Response of the ITCZ to imposed sea-ice loss in the Arctic: exploring a hierarchy of simple ocean models in a coupled framework

Recent studies that use coupled climate models to address the response to Arctic sea-ice loss (with no other forcing), find that the ocean plays an important role in terms of amplifying the atmospheric response as a result of the coupling. Dynamical adjustment in the ocean is also important for the response. In particular, these studies have shown a pronounced response in the Intertropical Convergence Zone (ITCZ), both in terms of location (more equatorward concentrated) as well as in intensity (more rainfall) when using fully coupled climate models, while coupling to a slab ocean model (SOM) simply moves the ITCZ away from the equator into the warmer hemisphere. However, fully coupled models are expensive to run and it is difficult to isolate processes in the ocean that may be important to the full response. Here we develop a hierarchy of increasingly physically realistic ocean models that are also computationally cheap to run. We will test this hierarchy with imposed sea-ice loss as forcing to determine how well they capture the response of the full ocean model. Ultimately, we can quantify the performance of models in "complexity-of-physics axis" to gain knowledge of atmosphere-ocean dynamics in terms of imposed sea-ice loss.

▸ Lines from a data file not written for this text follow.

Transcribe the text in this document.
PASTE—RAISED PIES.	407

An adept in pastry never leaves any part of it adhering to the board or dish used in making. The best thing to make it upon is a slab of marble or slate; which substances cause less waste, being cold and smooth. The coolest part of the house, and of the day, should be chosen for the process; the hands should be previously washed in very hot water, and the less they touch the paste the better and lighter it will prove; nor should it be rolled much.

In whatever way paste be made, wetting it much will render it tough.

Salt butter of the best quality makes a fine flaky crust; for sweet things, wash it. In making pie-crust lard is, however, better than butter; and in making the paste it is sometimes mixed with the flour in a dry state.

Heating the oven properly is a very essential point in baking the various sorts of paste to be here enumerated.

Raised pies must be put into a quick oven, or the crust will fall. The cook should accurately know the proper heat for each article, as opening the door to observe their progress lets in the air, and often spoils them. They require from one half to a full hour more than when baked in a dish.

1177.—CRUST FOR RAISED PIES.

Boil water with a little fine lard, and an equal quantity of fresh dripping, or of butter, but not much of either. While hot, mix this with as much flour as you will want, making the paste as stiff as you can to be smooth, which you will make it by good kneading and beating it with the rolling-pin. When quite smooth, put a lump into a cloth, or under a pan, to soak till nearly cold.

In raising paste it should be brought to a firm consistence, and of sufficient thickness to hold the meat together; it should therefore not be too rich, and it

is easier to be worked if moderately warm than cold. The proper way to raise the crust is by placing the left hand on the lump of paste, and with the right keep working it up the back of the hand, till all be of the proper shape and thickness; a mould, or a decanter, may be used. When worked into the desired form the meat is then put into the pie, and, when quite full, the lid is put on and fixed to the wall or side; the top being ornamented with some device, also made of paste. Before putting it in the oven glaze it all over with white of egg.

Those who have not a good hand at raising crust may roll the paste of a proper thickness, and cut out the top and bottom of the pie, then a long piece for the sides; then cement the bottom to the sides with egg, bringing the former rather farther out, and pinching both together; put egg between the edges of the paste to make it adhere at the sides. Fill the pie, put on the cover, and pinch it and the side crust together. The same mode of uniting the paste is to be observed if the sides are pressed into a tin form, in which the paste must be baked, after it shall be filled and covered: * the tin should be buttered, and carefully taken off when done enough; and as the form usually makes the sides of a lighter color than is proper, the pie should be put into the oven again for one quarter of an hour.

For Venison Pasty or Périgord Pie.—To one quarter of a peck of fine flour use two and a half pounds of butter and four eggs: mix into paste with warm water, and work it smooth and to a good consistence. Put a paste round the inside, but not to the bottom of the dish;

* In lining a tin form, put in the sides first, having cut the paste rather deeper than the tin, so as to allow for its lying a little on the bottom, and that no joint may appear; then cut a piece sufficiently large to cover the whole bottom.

To begin with, we start by improving the most simple SOM whose governing equation is shown in the first line of the figure: h is the ocean mixed-layer depth that is constant in time, c_p the heat capacity, ρ the density of seawater, T the sea-surface temperature, F the surface heat fluxes (radiative + sensible + latent), and Q the heat flux that includes all unresolved processes such as horizontal heat transport and entrainment. The first problem with this model is that the use of a constant h ignores the seasonal variation in the mixed-layer depth which can exceed 50 meters over much of the ocean. Strong entrainment associated with a deepening mixed-layer during fall and winter can produce memory effect on the SST anomalies. This mechanism is thought to be essential for the generation of the Pacific Decadal Oscillation. To explore the effect of a variable mixed-layer depth we use a Niiler-Kraus mixed-layer model as our first improvement. The resulting equation is shown in the second line of figure: w_e is the entrainment velocity driven by surface fluxes, T_d the entrainment temperature. Q’ will be the new unresolved flux. The next unresolved process is horizontal heat transport. As a first approximation we include the horizontal transport due to Ekman flows. The resulting model is given in the last line of figure: where v_ek is the wind-driven Ekman velocity and Q’’ is again the updated unresolved flux.

Other unresolved processes such as geostrophic flow transport, Ekman induced downwelling, wave dynamics and mesoscale systems which are still under development. Finally, full ocean model stands at the top of this hierarchy serving as the “observation” benchmark.